Despite the availability of modern antiretroviral therapy (ART), neurocognitive impairment persists among some persons with HIV (PWH). We investigated the role of exposure to four major classes of ARTs in neurocognitive impairment in PWH. A single-site cohort of 343 PWH was recruited. Lifetime ART medication history was obtained from medical health records. We evaluated the role of ART exposure as a predictor of neurocognitive impairment using univariate analyses and machine learning, while accounting for potential effects of demographic, clinical, and comorbidity-related risk factors. Out of a total of 26 tested variables, two random forest analyses identified the most important characteristics of a neurocognitively impaired group (N = 59): Compared with a neurocognitively high-performing group (N = 132; F₁-score = 0.79), we uncovered 13 important risk factors; compared with an intermediate-performing group (N = 152; F₁-score = 0.75), 16 risk factors emerged. Longer lifetime ART exposure, especially to integrase inhibitors, was one of the most important predictors of neurocognitive impairment in both analyses (rank 2 of 13 and rank 4 of 16, respectively), superseding effects of age (rank 11/13, rank 15/16) and HIV duration (rank 13/13, rank 16/16). Concerning specific integrase inhibitors, the impaired group had significantly longer dolutegravir exposure (p = 0.011) compared with the high-performing group (p = 0.012; trend compared with the intermediate group p = 0.063). A longer duration to integrase inhibitor intake was negatively related to cognition in this cohort. Our findings suggest that possible cognitive complications of long-term exposure to integrase inhibitors, in particular dolutegravir, should be closely monitored in PWH.
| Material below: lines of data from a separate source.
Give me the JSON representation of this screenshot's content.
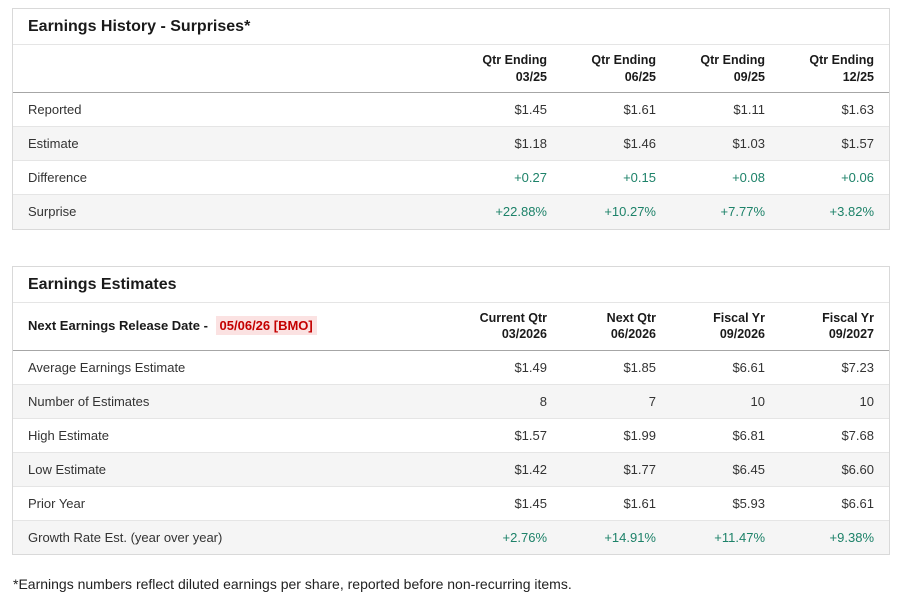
{
  "colors": {
    "green": "#1d8269",
    "red": "#c40000",
    "red_bg": "#fbe2e2"
  },
  "table1": {
    "title": "Earnings History - Surprises*",
    "columns": [
      {
        "line1": "Qtr Ending",
        "line2": "03/25"
      },
      {
        "line1": "Qtr Ending",
        "line2": "06/25"
      },
      {
        "line1": "Qtr Ending",
        "line2": "09/25"
      },
      {
        "line1": "Qtr Ending",
        "line2": "12/25"
      }
    ],
    "rows": [
      {
        "label": "Reported",
        "values": [
          "$1.45",
          "$1.61",
          "$1.11",
          "$1.63"
        ]
      },
      {
        "label": "Estimate",
        "values": [
          "$1.18",
          "$1.46",
          "$1.03",
          "$1.57"
        ]
      },
      {
        "label": "Difference",
        "values": [
          "+0.27",
          "+0.15",
          "+0.08",
          "+0.06"
        ]
      },
      {
        "label": "Surprise",
        "values": [
          "+22.88%",
          "+10.27%",
          "+7.77%",
          "+3.82%"
        ]
      }
    ]
  },
  "table2": {
    "title": "Earnings Estimates",
    "release_label": "Next Earnings Release Date - ",
    "release_date": "05/06/26 [BMO]",
    "columns": [
      {
        "line1": "Current Qtr",
        "line2": "03/2026"
      },
      {
        "line1": "Next Qtr",
        "line2": "06/2026"
      },
      {
        "line1": "Fiscal Yr",
        "line2": "09/2026"
      },
      {
        "line1": "Fiscal Yr",
        "line2": "09/2027"
      }
    ],
    "rows": [
      {
        "label": "Average Earnings Estimate",
        "values": [
          "$1.49",
          "$1.85",
          "$6.61",
          "$7.23"
        ]
      },
      {
        "label": "Number of Estimates",
        "values": [
          "8",
          "7",
          "10",
          "10"
        ]
      },
      {
        "label": "High Estimate",
        "values": [
          "$1.57",
          "$1.99",
          "$6.81",
          "$7.68"
        ]
      },
      {
        "label": "Low Estimate",
        "values": [
          "$1.42",
          "$1.77",
          "$6.45",
          "$6.60"
        ]
      },
      {
        "label": "Prior Year",
        "values": [
          "$1.45",
          "$1.61",
          "$5.93",
          "$6.61"
        ]
      },
      {
        "label": "Growth Rate Est. (year over year)",
        "values": [
          "+2.76%",
          "+14.91%",
          "+11.47%",
          "+9.38%"
        ]
      }
    ]
  },
  "footnote": "*Earnings numbers reflect diluted earnings per share, reported before non-recurring items."
}
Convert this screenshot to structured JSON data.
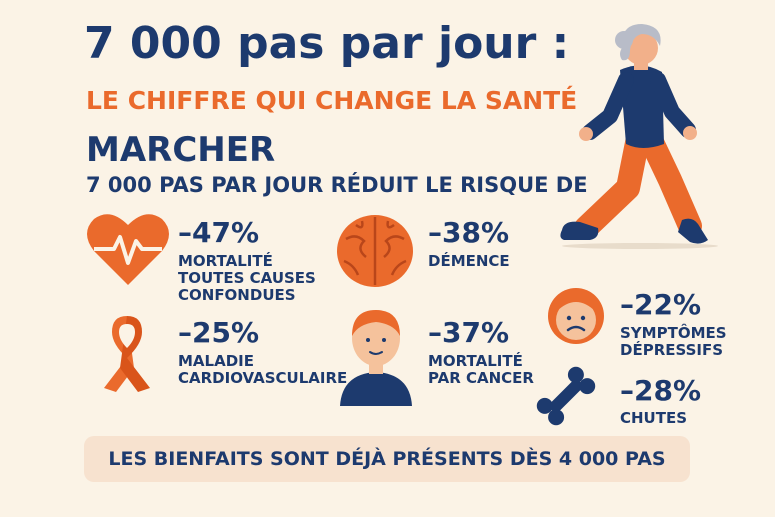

尽管可以使用现代抗逆转录病毒疗法 (ART)，但某些 HIV 感染者 (PWH) 仍存在神经认知障碍。我们调查了暴露于四类主要 ART 在 PWH 神经认知障碍中的作用。招募了 343 名 PWH 的单站点队列。终身 ART 用药史是从医疗健康记录中获得的。我们使用单变量分析和机器学习评估了 ART 暴露作为神经认知障碍预测因子的作用，同时考虑了人口统计学、临床和合并症相关风险因素的潜在影响。在总共 26 个测试变量中，两个随机森林分析确定了神经认知受损组 ( N  = 59)的最重要特征： 与神经认知高表现组相比 (N  = 132；F ₁ -score = 0.79)，我们发现了 13 个重要的风险因素；与中等表现组（N  = 152；F ₁ -score = 0.75）相比，出现了 16 个风险因素。更长寿命的 ART 暴露，尤其是整合酶抑制剂，是两项分析中神经认知障碍最重要的预测因素之一（分别为 13 名中的第 2 名和 16 名中的第 4 名），取代年龄的影响（第 11/13 名，第 15 名/ 16) 和 HIV 持续时间（排名 13/13，排名 16/16）。关于特定的整合酶抑制剂， 与高性能组相比，受损组 ( p = 0.011) 的多替拉韦暴露时间显着延长( p  = 0.012；与中间组相比的趋势)p  = 0.063）。在该队列中，整合酶抑制剂摄入时间较长与认知呈负相关。我们的研究结果表明，在 PWH 中应密切监测长期接触整合酶抑制剂（尤其是多替拉韦）可能出现的认知并发症。